Fourth we knew the plan had to be metricsdriven and take place over an extended period of time. In other words, we needed to establish up front that we could not turn a neighborhood around overnight. We established tangible goals – like taking violent crime down by 50% over five years – and linked them to a concrete plan to get us there.
Four keys:
- Look at the problem holistically.
- Use neighborhoods, not cities, as the unit of change.
- Lead with a member of the community and partner with others with core.
- Create a metricsdriven plan over a long term (5 year) planning horizon.
The results:
- After only the first year, crime was down more than 30%
- The local high school is now undergoing massive reform.
- New job training and employment efforts have been launched, along with exciting
health initiatives with local hospitals and universities. - Block clubs have been reenergized and a new sense of pride is sweeping the
community. - And we raised about $14 Million in project cash support in the first year.
So what does all this have to do with the housing crisis? Well, housing crises do not occur in a vacuum. And pressures for policy change come optimally from coordinated and well informed bodies of affected persons. Nothing is more powerful and more likely to pressure policymakers for change than highly educated stakeholders. Nothing is more apt to address the housing crisis than a shift to the underlying economics of a community.
I submit that there is no strategy for long term homeownership that can be successful without a joint effort to help provide jobs and training for low income residents. No successful strategy that fails to recognize the staggering economic impact of chronic illness, or health care costs. A comprehensive plan must push preventative medicine with medical providers, and help to provide low cost health care options for urban populations. And it must also recognize and address the staggering impact of violent crime. All this is mandatory, not optional to reverse the housing decline.

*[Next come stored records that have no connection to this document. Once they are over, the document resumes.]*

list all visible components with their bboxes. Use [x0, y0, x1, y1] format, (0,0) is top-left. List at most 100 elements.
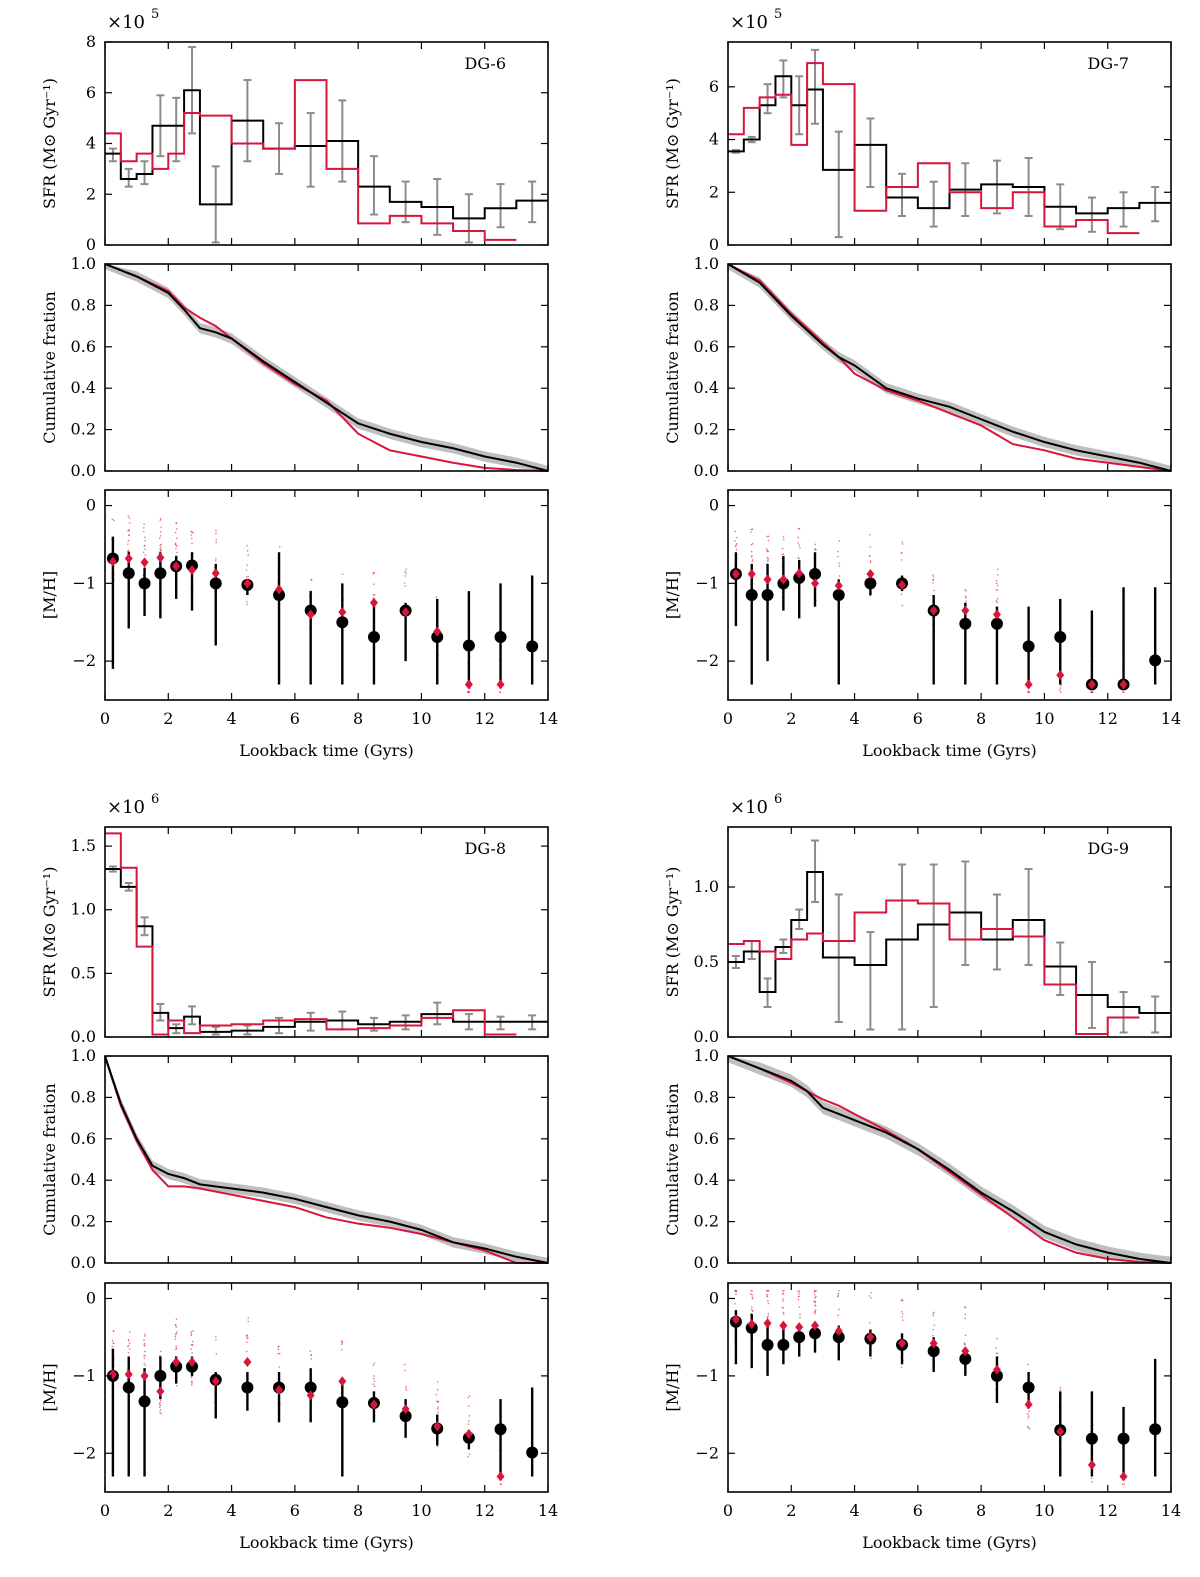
mh-model-point — [431, 631, 444, 643]
mh-particle-dot — [838, 562, 840, 564]
mh-particle-dot — [437, 1406, 439, 1408]
mh-model-point — [990, 617, 1003, 630]
mh-particle-dot — [174, 1323, 177, 1326]
y-tick-label: −1 — [695, 1366, 719, 1385]
mh-particle-dot — [310, 1353, 313, 1356]
y-tick-label: 6 — [86, 83, 96, 102]
mh-particle-dot — [245, 576, 248, 578]
mh-particle-dot — [144, 554, 147, 556]
x-axis-label: Lookback time (Gyrs) — [239, 741, 414, 760]
mh-model-point — [864, 577, 877, 590]
mh-model-point — [494, 1423, 507, 1436]
mh-particle-dot — [159, 547, 162, 550]
mh-particle-dot — [901, 1313, 904, 1315]
mh-particle-dot — [247, 554, 250, 556]
mh-particle-dot — [277, 1345, 280, 1348]
sfr-model-step-line — [105, 868, 548, 1033]
mh-particle-dot — [735, 1293, 737, 1295]
mh-particle-dot — [143, 1362, 146, 1365]
mh-particle-dot — [404, 575, 407, 577]
mh-particle-dot — [782, 536, 785, 538]
mh-particle-dot — [996, 601, 998, 604]
mh-particle-dot — [436, 1445, 439, 1448]
mh-particle-dot — [174, 1338, 177, 1340]
mh-particle-dot — [160, 1399, 162, 1402]
mh-particle-dot — [128, 1348, 131, 1350]
panel-label: DG-6 — [465, 54, 507, 73]
y-tick-label: 0.4 — [694, 378, 719, 397]
mh-particle-dot — [932, 1312, 934, 1315]
cum-model-line — [104, 263, 549, 472]
mh-particle-dot — [245, 569, 248, 571]
mh-particle-dot — [247, 1317, 250, 1319]
mh-particle-dot — [781, 547, 784, 550]
mh-particle-dot — [190, 1333, 193, 1335]
cum-true-line — [104, 1055, 548, 1264]
mh-particle-dot — [995, 580, 998, 582]
cum-frame — [727, 263, 1172, 472]
mh-particle-dot — [838, 575, 841, 577]
mh-true-point — [140, 1370, 149, 1381]
mh-particle-dot — [144, 536, 146, 539]
mh-true-point — [433, 1421, 442, 1432]
x-tick-label: 12 — [475, 1501, 495, 1520]
mh-true-point — [1056, 1426, 1065, 1437]
sfr-true-step-line — [105, 79, 517, 241]
mh-model-point — [959, 617, 972, 630]
mh-particle-dot — [751, 1297, 754, 1300]
mh-particle-dot — [797, 1298, 800, 1301]
sfr-scale-multiplier: ×10 — [107, 797, 145, 818]
mh-model-point — [1149, 1423, 1162, 1436]
mh-true-point — [156, 552, 165, 563]
mh-particle-dot — [735, 548, 738, 551]
mh-particle-dot — [191, 1380, 193, 1382]
mh-particle-dot — [749, 1289, 752, 1292]
mh-particle-dot — [1028, 1427, 1031, 1430]
mh-particle-dot — [838, 540, 841, 542]
mh-particle-dot — [310, 578, 312, 581]
x-tick-label: 4 — [849, 709, 859, 728]
y-tick-label: 0 — [86, 1288, 96, 1307]
mh-particle-dot — [175, 1345, 178, 1348]
mh-particle-dot — [128, 534, 131, 536]
panel-label: DG-7 — [1088, 54, 1130, 73]
mh-particle-dot — [341, 1343, 343, 1345]
mh-particle-dot — [1123, 1483, 1125, 1486]
mh-particle-dot — [468, 1415, 471, 1417]
mh-particle-dot — [215, 557, 217, 560]
mh-particle-dot — [247, 1320, 250, 1323]
mh-particle-dot — [964, 589, 966, 591]
y-tick-label: 0.5 — [71, 963, 96, 982]
mh-particle-dot — [996, 1337, 999, 1340]
mh-particle-dot — [901, 1299, 904, 1301]
cum-frame — [104, 263, 549, 472]
mh-particle-dot — [190, 1384, 193, 1386]
x-tick-label: 2 — [163, 709, 173, 728]
mh-true-point — [275, 1384, 284, 1395]
mh-particle-dot — [734, 530, 736, 533]
mh-particle-dot — [175, 1331, 178, 1333]
mh-particle-dot — [437, 1401, 439, 1403]
x-tick-label: 10 — [411, 709, 431, 728]
mh-particle-dot — [1028, 691, 1030, 694]
mh-true-point — [433, 626, 442, 637]
mh-particle-dot — [278, 1352, 281, 1355]
mh-true-point — [898, 1338, 907, 1349]
mh-particle-dot — [499, 691, 501, 694]
y-tick-label: 1.0 — [71, 254, 96, 273]
mh-particle-dot — [798, 557, 800, 560]
y-tick-label: 6 — [709, 77, 719, 96]
y-tick-label: 0.8 — [71, 1087, 96, 1106]
mh-particle-dot — [902, 1319, 904, 1321]
mh-particle-dot — [767, 1302, 770, 1305]
mh-particle-dot — [868, 533, 871, 536]
mh-model-point — [462, 639, 475, 652]
mh-particle-dot — [996, 598, 999, 600]
mh-particle-dot — [341, 1341, 343, 1343]
mh-particle-dot — [144, 1333, 146, 1336]
y-tick-label: 0.5 — [694, 952, 719, 971]
y-tick-label: 4 — [86, 134, 96, 153]
mh-particle-dot — [932, 1334, 934, 1337]
mh-particle-dot — [160, 1350, 162, 1353]
mh-particle-dot — [159, 1408, 162, 1411]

And this is precisely what we are building in Park Mesa Heights.
There is a crisis we are now facing as a nation – our middle class is eroding right before our very eyes. Gains of earlier decades are being reversed – disproportionately so in our inner city communities. Today, subprime lending makes up 13% of the total lending market, but accounts for 60% of the foreclosures, according the Mortgage Bankers Association.
Discriminatory practices clearly still exist, and they certainly must be legislatively addressed. But it’s also time for some new thinking. One answer may well be the rigorous pursuit holistic approaches neighborhood by neighborhood all across this great nation.
Thank you for the opportunity to speak before you today.